Ultimo aggiornamento il 4 Giugno 2024 by Luisa Pizzardi
La Corte d’appello di Caltanissetta ha recentemente emesso un verdetto significativo riguardo al caso di depistaggio delle indagini sulla strage che costò la vita al giudice Paolo Borsellino e ai cinque agenti della sua scorta. ‘accusa di calunnia aggravata dall’aver favorito la mafia, contestata al funzionario di polizia Maio Bo, all’ispettore Fabrizio Mattei e all’agente Michele Ribaudo, è stata dichiarata prescritta. Questo verdetto conferma in gran parte la sentenza di primo grado, ad eccezione del caso di Ribaudo, che era stato precedentemente assolto nel merito.
Un elemento chiave di questo caso è stata la caduta dell’aggravante mafiosa, un fattore che ha direttamente portato alla prescrizione del reato di calunnia. Secondo l’accusa, rappresentata dal pg Fabio ‘Anna, dal sostituto Gaetano Bono e dal pm Maurizio Bonaccorso, i tre poliziotti avrebbero orchestrato una falsa verità sull’eccidio. Questa falsa verità sarebbe stata costruita costringendo personaggi come Vincenzo Scarantino, un piccolo delinquente della borgata Guadagna, a fornire una ricostruzione non veritiera della fase preparatoria dell’attentato e ad accusare mafiosi che non avevano alcun collegamento con l’autobomba di via d’Amelio.
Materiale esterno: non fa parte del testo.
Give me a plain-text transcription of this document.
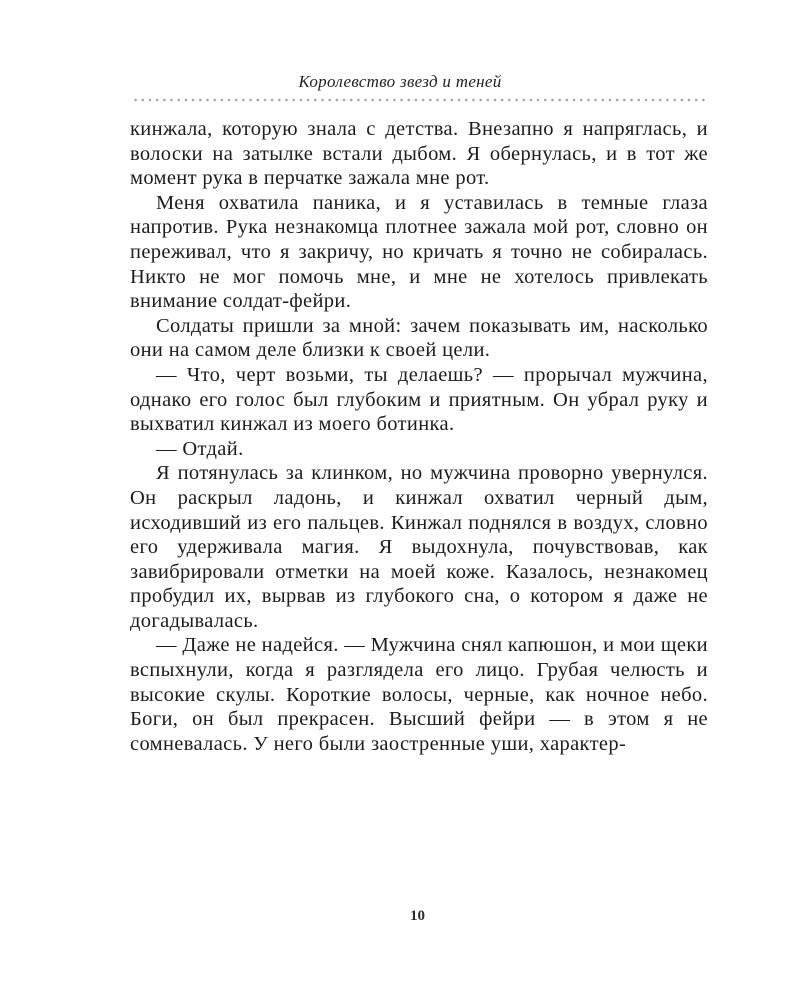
Королевство звезд и теней

кинжала, которую знала с детства. Внезапно я напряглась, и волоски на затылке встали дыбом. Я обернулась, и в тот же момент рука в перчатке зажала мне рот.

Меня охватила паника, и я уставилась в темные глаза напротив. Рука незнакомца плотнее зажала мой рот, словно он переживал, что я закричу, но кричать я точно не собиралась. Никто не мог помочь мне, и мне не хотелось привлекать внимание солдат-фейри.

Солдаты пришли за мной: зачем показывать им, насколько они на самом деле близки к своей цели.

— Что, черт возьми, ты делаешь? — прорычал мужчина, однако его голос был глубоким и приятным. Он убрал руку и выхватил кинжал из моего ботинка.

— Отдай.

Я потянулась за клинком, но мужчина проворно увернулся. Он раскрыл ладонь, и кинжал охватил черный дым, исходивший из его пальцев. Кинжал поднялся в воздух, словно его удерживала магия. Я выдохнула, почувствовав, как завибрировали отметки на моей коже. Казалось, незнакомец пробудил их, вырвав из глубокого сна, о котором я даже не догадывалась.

— Даже не надейся. — Мужчина снял капюшон, и мои щеки вспыхнули, когда я разглядела его лицо. Грубая челюсть и высокие скулы. Короткие волосы, черные, как ночное небо. Боги, он был прекрасен. Высший фейри — в этом я не сомневалась. У него были заостренные уши, характер-

10
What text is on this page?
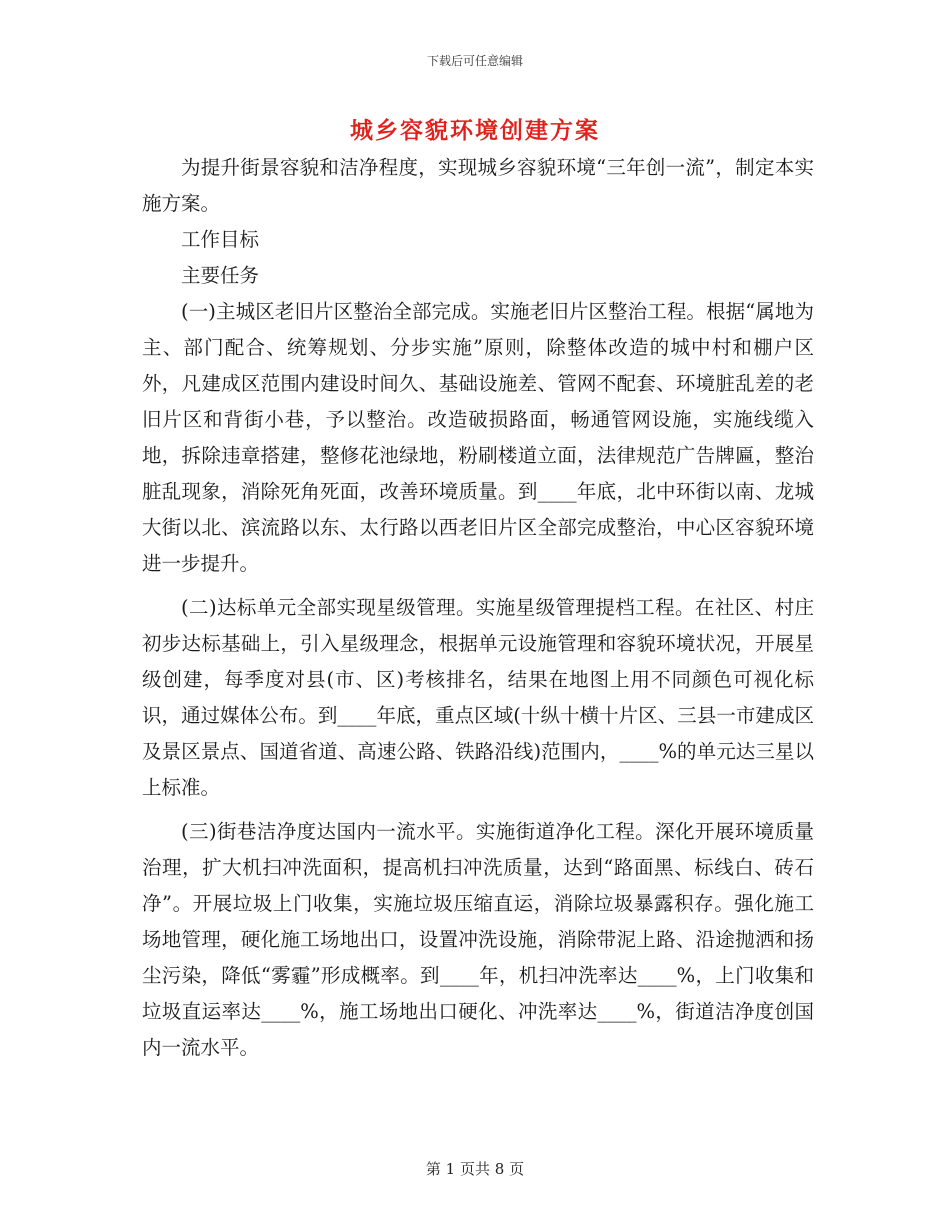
下载后可任意编辑
城乡容貌环境创建方案

为提升街景容貌和洁净程度，实现城乡容貌环境“三年创一流”，制定本实施方案。

工作目标

主要任务

(一)主城区老旧片区整治全部完成。实施老旧片区整治工程。根据“属地为主、部门配合、统筹规划、分步实施”原则，除整体改造的城中村和棚户区外，凡建成区范围内建设时间久、基础设施差、管网不配套、环境脏乱差的老旧片区和背街小巷，予以整治。改造破损路面，畅通管网设施，实施线缆入地，拆除违章搭建，整修花池绿地，粉刷楼道立面，法律规范广告牌匾，整治脏乱现象，消除死角死面，改善环境质量。到____年底，北中环街以南、龙城大街以北、滨流路以东、太行路以西老旧片区全部完成整治，中心区容貌环境进一步提升。

(二)达标单元全部实现星级管理。实施星级管理提档工程。在社区、村庄初步达标基础上，引入星级理念，根据单元设施管理和容貌环境状况，开展星级创建，每季度对县(市、区)考核排名，结果在地图上用不同颜色可视化标识，通过媒体公布。到____年底，重点区域(十纵十横十片区、三县一市建成区及景区景点、国道省道、高速公路、铁路沿线)范围内，____%的单元达三星以上标准。

(三)街巷洁净度达国内一流水平。实施街道净化工程。深化开展环境质量治理，扩大机扫冲洗面积，提高机扫冲洗质量，达到“路面黑、标线白、砖石净”。开展垃圾上门收集，实施垃圾压缩直运，消除垃圾暴露积存。强化施工场地管理，硬化施工场地出口，设置冲洗设施，消除带泥上路、沿途抛洒和扬尘污染，降低“雾霾”形成概率。到____年，机扫冲洗率达____%，上门收集和垃圾直运率达____%，施工场地出口硬化、冲洗率达____%，街道洁净度创国内一流水平。

第 1 页共 8 页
Le dichiarazioni di questi falsi pentiti hanno avuto conseguenze drammatiche, portando all’ergastolo sette persone innocenti. Questi individui sono stati successivamente scagionati attraverso un processo di revisione. Tra le parti civili presenti al dibattimento figuravano i figli e il fratello del giudice Borsellino, alcuni familiari degli agenti di scorta e i sette mafiosi ingiustamente condannati per l’eccidio: Gaetano Murana, Giuseppe la Mattina, Franco Urso, Natale Gambino, Cosimo Vernengo, Salvatore Profeta e Gaetano Scotto.
La svolta nel caso è arrivata quando la Procura di Caltanissetta, sulla base delle dichiarazioni del collaboratore di giustizia Gaspare Spatuzza, ha riaperto le indagini sull’attentato. Queste nuove indagini hanno permesso di ricostruire le reali responsabilità dell’eccidio, che sono state attribuite alla famiglia mafiosa di Brancaccio. Questo sviluppo ha portato alla luce le incongruenze nella versione dei fatti presentata inizialmente e ha contribuito a fare chiarezza su uno dei capitoli più oscuri della storia giudiziaria italiana.
Il verdetto della Corte d’appello di Caltanissetta, pur chiudendo formalmente il caso, lascia aperte delle domande sulla gestione delle indagini e sulle responsabilità individuali. La prescrizione del reato di calunnia aggravata impedisce di stabilire in modo definitivo le responsabilità dei tre poliziotti coinvolti, ma non cancella le conseguenze che le loro azioni hanno avuto sulla vita di sette persone innocenti e sui familiari delle vittime della strage.
Nonostante la chiusura del caso, la ricerca della verità continua. La strage Borsellino rimane un capitolo doloroso nella storia italiana, un simbolo della lotta contro la mafia e della necessità di una giustizia che sappia andare fino in fondo, senza compromessi. La prescrizione del reato non cancella la necessità di conoscere la verità e di rendere giustizia alle vittime e ai loro familiari. La sentenza della Corte d’appello di Caltanissetta rappresenta un passo nel percorso verso la verità, ma non il punto di arrivo. La ricerca della verità e della giustizia continua, nel rispetto della memoria di Paolo Borsellino e di tutti coloro che hanno perso la vita nella lotta contro la mafia.